Gaza : le gendre de Trump présente un nouveau plan de distribution de l’aide, en rupture avec les pratiques de l’ONU, a appris Euronews lors d’une réunion à huis clos à Bruxelles.
Le gendre du président américain Donald Trump, Jared Kushner, a appelé à une refonte radicale du soutien financier à Gaza lors d’une réunion à huis clos avec des ministres européens et arabes, qui a lancé un plan de relance de près de 900 millions d’euros pour la bande de Gaza, selon les informations recueillies par Euronews.

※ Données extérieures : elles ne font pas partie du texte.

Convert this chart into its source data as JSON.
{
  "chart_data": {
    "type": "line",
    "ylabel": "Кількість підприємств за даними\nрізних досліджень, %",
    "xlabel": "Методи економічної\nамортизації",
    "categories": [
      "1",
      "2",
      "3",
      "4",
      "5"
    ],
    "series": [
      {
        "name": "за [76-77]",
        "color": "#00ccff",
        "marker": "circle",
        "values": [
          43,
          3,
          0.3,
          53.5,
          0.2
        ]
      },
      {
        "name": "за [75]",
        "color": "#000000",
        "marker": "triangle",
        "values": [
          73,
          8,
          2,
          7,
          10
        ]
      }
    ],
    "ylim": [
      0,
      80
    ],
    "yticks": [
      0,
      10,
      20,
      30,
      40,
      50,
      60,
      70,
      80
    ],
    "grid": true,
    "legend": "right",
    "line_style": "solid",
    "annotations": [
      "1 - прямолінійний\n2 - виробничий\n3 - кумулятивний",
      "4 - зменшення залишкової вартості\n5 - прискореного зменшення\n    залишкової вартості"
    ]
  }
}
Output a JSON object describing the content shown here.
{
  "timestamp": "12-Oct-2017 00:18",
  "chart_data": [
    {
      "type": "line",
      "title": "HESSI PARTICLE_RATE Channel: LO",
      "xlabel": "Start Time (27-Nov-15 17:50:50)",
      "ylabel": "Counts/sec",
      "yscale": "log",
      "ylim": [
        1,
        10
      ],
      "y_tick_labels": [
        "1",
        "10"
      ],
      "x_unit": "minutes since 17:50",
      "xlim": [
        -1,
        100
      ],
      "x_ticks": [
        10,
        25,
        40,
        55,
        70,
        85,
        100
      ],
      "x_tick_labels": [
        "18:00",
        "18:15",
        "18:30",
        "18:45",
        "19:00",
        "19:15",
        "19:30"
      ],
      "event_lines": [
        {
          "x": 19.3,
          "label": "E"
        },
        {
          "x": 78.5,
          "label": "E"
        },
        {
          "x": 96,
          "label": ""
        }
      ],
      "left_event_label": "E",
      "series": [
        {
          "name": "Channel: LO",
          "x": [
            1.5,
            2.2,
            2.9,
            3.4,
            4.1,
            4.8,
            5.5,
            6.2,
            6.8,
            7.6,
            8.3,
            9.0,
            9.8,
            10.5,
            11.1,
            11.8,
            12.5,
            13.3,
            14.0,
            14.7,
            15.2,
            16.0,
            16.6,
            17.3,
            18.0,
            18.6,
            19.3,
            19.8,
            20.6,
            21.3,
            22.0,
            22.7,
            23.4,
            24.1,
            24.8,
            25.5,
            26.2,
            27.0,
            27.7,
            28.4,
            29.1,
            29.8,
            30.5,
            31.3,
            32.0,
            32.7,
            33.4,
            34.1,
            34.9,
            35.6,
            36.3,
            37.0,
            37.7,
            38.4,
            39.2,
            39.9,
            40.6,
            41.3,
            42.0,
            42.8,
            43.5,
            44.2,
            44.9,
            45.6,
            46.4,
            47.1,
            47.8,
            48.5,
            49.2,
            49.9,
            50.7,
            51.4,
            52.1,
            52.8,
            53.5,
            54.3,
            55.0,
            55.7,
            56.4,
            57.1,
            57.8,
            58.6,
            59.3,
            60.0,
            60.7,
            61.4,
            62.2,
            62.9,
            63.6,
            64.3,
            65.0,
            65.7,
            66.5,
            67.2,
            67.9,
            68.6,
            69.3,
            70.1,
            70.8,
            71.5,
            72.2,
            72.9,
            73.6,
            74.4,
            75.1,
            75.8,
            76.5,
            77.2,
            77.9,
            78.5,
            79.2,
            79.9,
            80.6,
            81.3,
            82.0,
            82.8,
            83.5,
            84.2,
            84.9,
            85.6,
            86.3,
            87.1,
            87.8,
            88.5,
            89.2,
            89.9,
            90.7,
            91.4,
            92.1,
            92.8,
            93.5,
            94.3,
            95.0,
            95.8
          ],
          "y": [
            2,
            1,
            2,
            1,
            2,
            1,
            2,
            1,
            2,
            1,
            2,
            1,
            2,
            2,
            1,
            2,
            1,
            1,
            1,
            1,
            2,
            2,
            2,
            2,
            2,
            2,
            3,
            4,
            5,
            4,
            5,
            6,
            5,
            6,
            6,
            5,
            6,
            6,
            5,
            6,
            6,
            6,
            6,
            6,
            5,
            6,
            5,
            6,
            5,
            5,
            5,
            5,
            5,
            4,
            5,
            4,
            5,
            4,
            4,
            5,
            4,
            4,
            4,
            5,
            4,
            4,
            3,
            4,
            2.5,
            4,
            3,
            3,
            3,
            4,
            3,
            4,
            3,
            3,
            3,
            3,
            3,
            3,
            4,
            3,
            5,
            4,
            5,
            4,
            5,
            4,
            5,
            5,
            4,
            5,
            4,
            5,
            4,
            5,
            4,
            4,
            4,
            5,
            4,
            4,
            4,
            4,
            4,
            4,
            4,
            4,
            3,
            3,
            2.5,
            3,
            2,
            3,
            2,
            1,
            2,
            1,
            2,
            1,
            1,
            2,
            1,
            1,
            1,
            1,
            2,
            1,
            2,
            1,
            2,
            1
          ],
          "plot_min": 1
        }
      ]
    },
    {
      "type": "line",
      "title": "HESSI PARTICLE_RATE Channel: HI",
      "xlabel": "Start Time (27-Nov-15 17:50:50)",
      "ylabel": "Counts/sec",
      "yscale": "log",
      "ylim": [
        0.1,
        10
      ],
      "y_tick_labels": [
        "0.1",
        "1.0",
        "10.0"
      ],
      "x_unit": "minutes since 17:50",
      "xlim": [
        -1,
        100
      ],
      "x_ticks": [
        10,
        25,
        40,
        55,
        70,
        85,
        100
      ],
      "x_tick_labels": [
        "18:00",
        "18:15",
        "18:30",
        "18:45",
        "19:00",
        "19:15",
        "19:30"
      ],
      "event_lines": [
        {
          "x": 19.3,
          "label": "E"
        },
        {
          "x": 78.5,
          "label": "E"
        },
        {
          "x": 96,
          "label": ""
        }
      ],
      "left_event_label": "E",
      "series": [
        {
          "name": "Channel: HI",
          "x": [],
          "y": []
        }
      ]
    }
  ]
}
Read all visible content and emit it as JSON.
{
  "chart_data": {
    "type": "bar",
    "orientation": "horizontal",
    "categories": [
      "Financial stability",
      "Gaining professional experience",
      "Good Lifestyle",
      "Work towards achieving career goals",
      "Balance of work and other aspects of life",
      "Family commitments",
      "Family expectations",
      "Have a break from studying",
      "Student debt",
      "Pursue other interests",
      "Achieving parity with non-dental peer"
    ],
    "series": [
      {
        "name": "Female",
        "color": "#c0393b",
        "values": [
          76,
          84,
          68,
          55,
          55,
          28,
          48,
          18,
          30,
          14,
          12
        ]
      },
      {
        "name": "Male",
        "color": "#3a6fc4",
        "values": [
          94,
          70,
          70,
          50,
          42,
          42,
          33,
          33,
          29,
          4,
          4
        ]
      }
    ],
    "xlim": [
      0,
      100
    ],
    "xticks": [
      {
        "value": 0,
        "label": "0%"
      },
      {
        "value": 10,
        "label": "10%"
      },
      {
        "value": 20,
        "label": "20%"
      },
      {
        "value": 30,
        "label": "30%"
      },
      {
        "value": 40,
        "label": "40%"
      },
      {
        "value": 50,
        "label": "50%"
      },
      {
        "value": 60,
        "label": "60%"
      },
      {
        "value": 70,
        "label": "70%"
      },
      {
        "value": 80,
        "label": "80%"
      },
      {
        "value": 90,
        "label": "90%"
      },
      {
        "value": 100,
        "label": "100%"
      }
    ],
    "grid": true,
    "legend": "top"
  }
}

S’adressant à la réunion par visioconférence, Kushner a balayé les initiatives d’aide à Gaza menées jusqu’à présent, les qualifiant d’« élaborées pas à pas par des ONG et des terroristes », et a appelé à un changement de cap fondamental pour « inverser la tendance », selon des personnes au fait du contenu de ces échanges privés consultées par Euronews.
S’il n’a pas cité nommément l’agence de l’ONU pour les réfugiés palestiniens (UNRWA), ses propos ont semblé indiquer qu’il soutenait la mise à l’écart de l’organisation, une position qui pourrait le mettre en porte-à-faux avec l’UE, principal bailleur de fonds de l’UNRWA.
Kushner s’est imposé comme une figure clé des efforts visant à obtenir un important paquet de financement international pour Gaza, alors même qu’il n’occupe aucune fonction ministérielle officielle. Parallèlement à son rôle d’émissaire de Trump, il siège également au Board of Peace, l’organe controversé présidé par le président américain et appelé à superviser la reconstruction de la bande de Gaza.
Jared Kushner est marié à Ivanka Trump, la fille du président américain.
Sa présence à la réunion de lundi a pesé lourd en raison de ses liens directs avec Israël, selon plusieurs responsables de l’UE.
« Le changement, c’est comme le paradis : tout le monde veut y aller, mais personne ne veut mourir », aurait déclaré Kushner à la conférence, qui rassemblait également des représentants arabes, décrivant la situation à Gaza comme « une responsabilité perpétuelle sans limite », où les conditions de vie ne s’améliorent pas et où les donateurs « se contentent en permanence d’anesthésier le problème à coups de Novocaïne ».
Kushner a établi un lien explicite entre le système actuel d’aide humanitaire et le financement indirect du Hamas, affirmant qu’un flux régulier d’argent était tombé entre les mains du mouvement islamiste, qui l’a utilisé pour acheter des armes, creuser des tunnels et développer des roquettes. Israël accuse l’UNRWA de liens avec des groupes terroristes, mais l’organisation dément (source en anglais) détourner la moindre aide.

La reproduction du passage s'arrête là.